Are you looking to slim down and tone up the outer thighs? You’re not alone! Many people struggle with excess fat in this area, but with the right exercises and consistency, you can achieve the results you desire.
In this article, we’ll explore ten effective exercises that specifically target the outer thighs and can be done in the comfort of your own home. Get ready to say goodbye to outer thigh fat and hello to toned, sculpted legs!
- Lie on your right side with your arm extended along the mat and your head relaxed on your arm. Bend both knees and bring them forward slightly to align your feet with your buttocks, making sure your hips are stacked and that you maintain a small space between your waist and the floor. This is the initial position.
- Exhale. Keeping your feet together, engage your right glute to raise your right knee toward the ceiling, making sure to maintain distance between your waist and the floor.
- Inhale. Lower your right knee to return to the starting position.
- Complete 10 reps on the same side before completing the remaining reps on the other side.
One-leg glute bridges
- Perform single-leg glute bridges by lying on your back with your palms facing down at your sides.
- Extend one leg, squeeze your glutes and push with the other leg.
- Keep your upper back in contact with the ground, raise your hips until your extended leg forms a straight line with your back.
- Repetitions: 12 to 20 repetitions with each leg.
- Start in a push-up position with your hips centered and your hands placed under your shoulders.
- Take the left foot diagonally towards the right hand and then alternate bringing the right foot towards the left hand. This is a repeat.
- Make sure to keep your glutes and obliques contracted while you do this.
- You must repeat it between 15 and 25 times.
Lunge with reverence
- Stand with your feet shoulder-width apart and your arms at your sides.
- Putting your weight on your right foot, step back and pivot with your left foot – almost as if you were bowing – allowing your arms to be placed in front of you in a comfortable position. Make sure your chest stays straight.
- Begin to stretch your right leg, pushing up through the heel and returning your left foot to the starting position.
- Do 10 repetitions on each side.
- Stand with a bench or step in front of you.
- Starting with your right foot, step onto the bench, lightly tapping your left foot against the surface while keeping your weight on your right heel.
- Lower your left foot back to the ground while keeping your right foot on the bench.
- Repeat 3 sets of 12 repetitions and then change legs.
- First of all, you must lie on your right side with your legs extended and your feet and hips resting on the floor one on top of the other.
- Next, your right elbow should be directly below your shoulder as shown, then contract your core muscles and lift your hips and knees off the floor.
- You have to hold on as long as you can. And then return to the starting position. Then do the other side and repeat.
- Stand with your feet a little wider than hip-width apart and turn your feet outward.
- Keep your hands together in front of your chest, push your hips down and back into a squat.
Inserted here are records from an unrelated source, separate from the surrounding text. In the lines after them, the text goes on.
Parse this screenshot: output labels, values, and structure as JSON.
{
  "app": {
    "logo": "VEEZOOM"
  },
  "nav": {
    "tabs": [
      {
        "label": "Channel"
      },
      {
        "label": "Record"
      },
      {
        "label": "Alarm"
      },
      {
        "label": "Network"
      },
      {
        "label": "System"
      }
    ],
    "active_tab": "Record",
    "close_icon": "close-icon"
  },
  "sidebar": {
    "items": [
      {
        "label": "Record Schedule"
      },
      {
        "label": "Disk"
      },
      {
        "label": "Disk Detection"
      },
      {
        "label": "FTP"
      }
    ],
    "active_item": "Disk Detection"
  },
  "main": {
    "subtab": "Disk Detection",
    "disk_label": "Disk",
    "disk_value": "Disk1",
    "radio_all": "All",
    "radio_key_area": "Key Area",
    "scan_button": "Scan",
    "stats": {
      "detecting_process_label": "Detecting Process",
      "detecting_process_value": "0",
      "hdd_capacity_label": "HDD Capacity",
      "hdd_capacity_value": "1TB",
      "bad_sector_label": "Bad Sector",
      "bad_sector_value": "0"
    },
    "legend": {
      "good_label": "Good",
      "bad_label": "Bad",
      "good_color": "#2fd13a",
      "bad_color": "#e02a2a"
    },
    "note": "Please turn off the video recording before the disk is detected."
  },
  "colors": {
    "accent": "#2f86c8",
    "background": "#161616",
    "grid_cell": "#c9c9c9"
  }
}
- The weight should fall on the heels and the toes should be able to move freely. Make sure to keep your chest up and your back straight.
- Return to standing position and repeat.
- Do 10 repetitions.
- Start on all fours on a yoga mat. Make sure your knees are below your hips and your hands are below your shoulders. Place your spine in a neutral position and draw your shoulder blades down and back.
- Exhale. Keeping your knee bent, release and raise your right leg until your thigh is in line with your spine, making sure your foot remains flexed.
- Inhale. Lower your right leg to return to the starting position, but without resting your knee on the mat.
- Complete 10 repetitions on the same side, before repeating the remaining repetitions on the other side.
- Start standing, with your feet together, arms bent and hands clasped behind your head.
- Jump with your feet out and when you land, squat down immediately, keeping your arms where they are.
- Extend your legs and jump your feet back to the starting position, and immediately jump out again.
- Complete 3 sets of 12 repetitions.
- Lie face down on the floor with your arms and legs extended.
- Raise your chest and legs off the ground as high as possible. Keep your neck neutral.
- Return to the starting position.
- Repeat for 3 sets of 12 repetitions.